This tileset has a calm, restrained style designed to work well with lots of data points. It’s less about the geographical information as such, and more about providing a suitable background to foreground information.
You know, for when you’re Jason Bourne and you’re on the run from the man and you break into the command center and you pull up the secret map interface? That one.
Want to show what Earth looks like from space? The Bing Maps imagery metadata API provides beautiful aerial (satellite) image tiles at a wide range of zoom levels, with optional labels.
This simple visualization uses color to encode the date each of the fifty United States joined the union; lighter states joined earlier, and darker states joined later. Choropleth maps are easy with vector tiles, while allowing zooming and dynamic colors.
The 2000 Census is a treasure trove of interesting data about these United States. Here we show population density of 3,134 counties using a choropleth map; darker counties have higher population densities.
Another gem from the Census Bureau; here we show unemployment rates (as of September, 2009) of 3,218 counties using a choropleth map; darker counties have higher unemployment rates.
This visualization shows the pavement quality of San Francisco streets, mashing up two datasets from DataSF: paving PCI scores and street centerlines. Streets with high pavement quality are shown in green, while those in the worst quality are red.
Symbol maps, such as those used by Oakland Crimespotting, are great for visualizing discrete events across time and space. But what happens if you want to show thousands of points? Here we use k-means clustering to coalesce dots and visualize the density of crime in Oakland.
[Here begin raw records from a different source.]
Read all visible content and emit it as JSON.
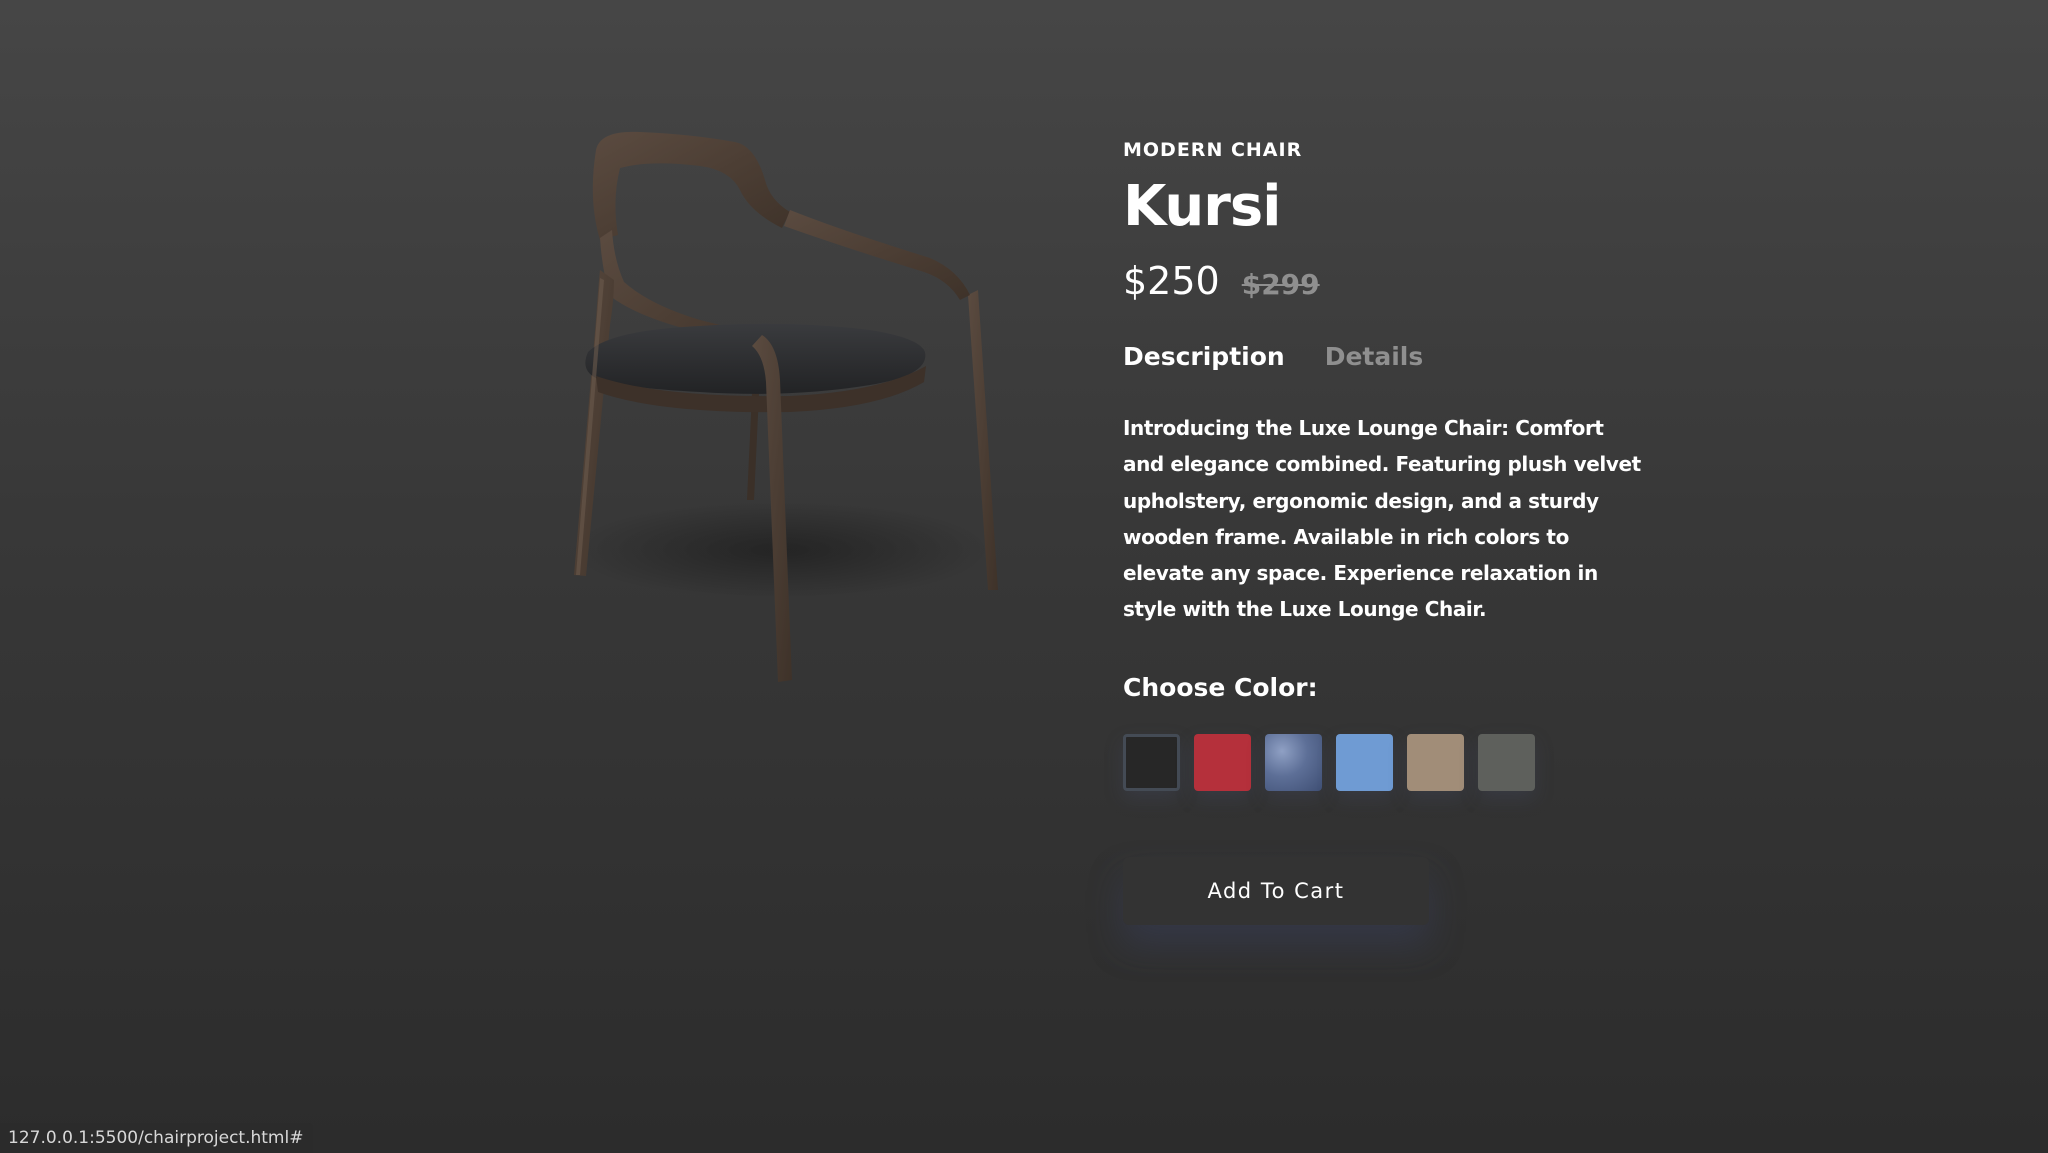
{
  "product": {
    "category": "MODERN CHAIR",
    "name": "Kursi",
    "price_current": "$250",
    "price_old": "$299",
    "image_alt": "chair-image"
  },
  "tabs": [
    {
      "label": "Description",
      "active": true
    },
    {
      "label": "Details",
      "active": false
    }
  ],
  "description": "Introducing the Luxe Lounge Chair: Comfort and elegance combined. Featuring plush velvet upholstery, ergonomic design, and a sturdy wooden frame. Available in rich colors to elevate any space. Experience relaxation in style with the Luxe Lounge Chair.",
  "color_picker": {
    "label": "Choose Color:",
    "swatches": [
      {
        "color": "#272727",
        "selected": true
      },
      {
        "color": "#b5303b",
        "selected": false
      },
      {
        "color": "#5d6f97",
        "selected": false
      },
      {
        "color": "#6f9bd3",
        "selected": false
      },
      {
        "color": "#a18d78",
        "selected": false
      },
      {
        "color": "#5e605c",
        "selected": false
      }
    ]
  },
  "cart": {
    "label": "Add To Cart"
  },
  "status_bar": {
    "url": "127.0.0.1:5500/chairproject.html#"
  },
  "colors": {
    "accent_text": "#ffffff",
    "muted_text": "#8f8f8f",
    "chair_wood": "#4f4036",
    "chair_seat": "#2e2f31"
  }
}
The CIA World Factbook is a useful data source for global country comparison. In this example, we combine two data tables and a custom GeoJSON layer to show per capita internet penetration.
Take all of the Flickr photos geotagged for a particular place. Draw a hot pink outline around them. What you do get? Flickr Shapetiles: a crowdsourced, empirical representation of geographic entities inferred from vernacular usage!
Sometimes you want to take advantage of the raw power of SVG! Polymaps produces a clean and well-behaved SVG tree, allowing rich graphical effects to be applied through post-processing with JavaScript and CSS.
Polymaps can translate, rotate, scale and shear a tileset using an affine transform, so that any zoomable image can be overlaid onto a map. In this example, we overlay an old map of Brooklyn courtesy of the New York Public Library.
The Mandelbrot set is a fractal set popular for its pleasing aesthetics and simple definition. Here we generate map tiles procedurally, visualizing points in the complex plane with HTML5 Canvas.
Sometimes you just want to throw an image on a map. This example shows how to position an image using two locations for the top-right and bottom-left corner. The map takes care of panning and zooming!
The NASA Earth Observatory published a series of 500-meter resolution satellite imagery in 2005, in true color showing seasonal dynamics at monthly intervals. Custom image tiles are easily adopted with Polymaps.
The built-in grid control draws lines of constant latitude and longitude over the map. The grid reveals that the spherical mercator projection is cylindrical: longitudes are uniformly spaced. The lines are subdivided as you zoom in to maintain constant density.
Use this lightweight layer implementation to explore the tile grid. Polymaps uses a polygon-fill algorithm to determine exactly which tiles are visible, given arbitrary zooming, panning and affine transforms.